Peter Jackson makes World War I archival footage come alive through the creative use of 3D and coloration. Telling the stories of soldiers long gone, the filmmaker is able to cinematically bring these men to life in this documentary. Rolling Stone raved:
In this profound documentary event, Peter Jackson creates digital miracles-in 3D yet-to revitalize archival footage of World War I until faded history comes to vivid, vital life. You won’t believe your eyes.
Anyone curious to see Jackson utilize technology in a new way would do well to give this one a chance.
Box Office: $17,950,523 (and counting)
“What Men Want”
Reversing genders for a remake at least gives a film a novelty. For this comedy rehash, Taraji P. Henson takes over for Mel Gibson. Her charismatic performance helps give the film a dose of originality that the project would otherwise not have. From the Chicago Sun-Times:
Henson displays impeccable comedic timing in creating a character who is deeply flawed but inherently likable, and someone we’re rooting for every step of the way.
See it for Henson.
Box Office: $54,611,903
Special Criterion Collection Section
Our one and only title coming to Criterion today is one of William Wyler‘s best films.
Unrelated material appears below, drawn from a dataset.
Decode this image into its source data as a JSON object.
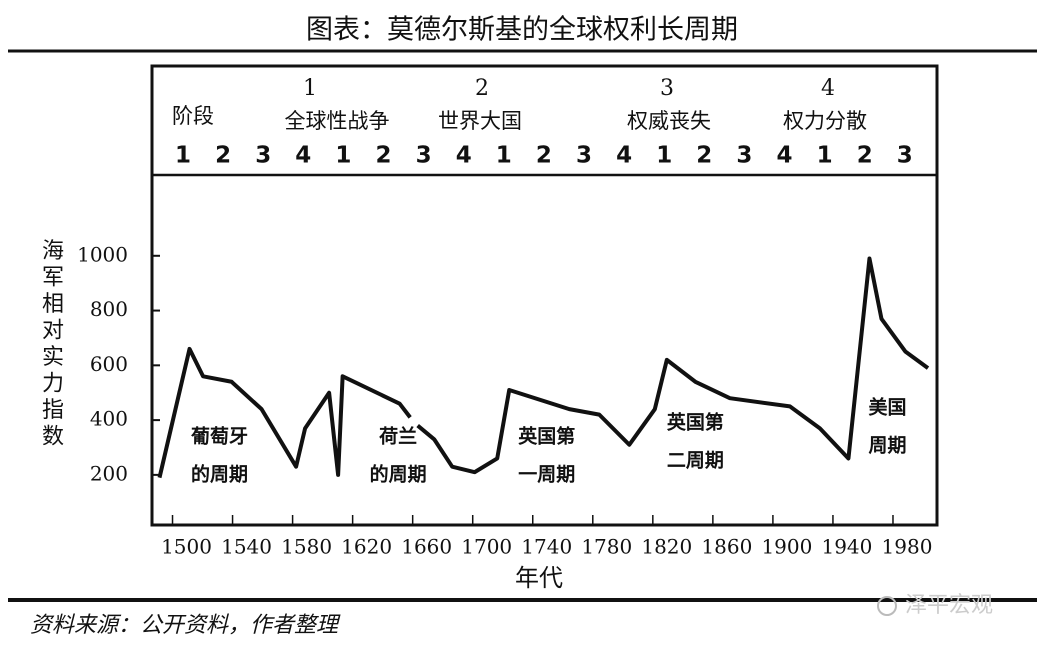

Starring Montgomery Clift and Olivia de Havilland, who would win the Academy Award for Leading Actress for her performance, this drama easily stands the test of time. The Collection goes above and beyond in pitching this movie to potential new audiences:
A graceful drawing-room drama boasting Academy Award–winning costume design by Edith Head, The Heiress is also a piercing character study riven by emotional uncertainty and lacerating cruelty, in a triumph of classic Hollywood filmmaking at its most psychologically nuanced.
Wyler fans should definitely pick this one up.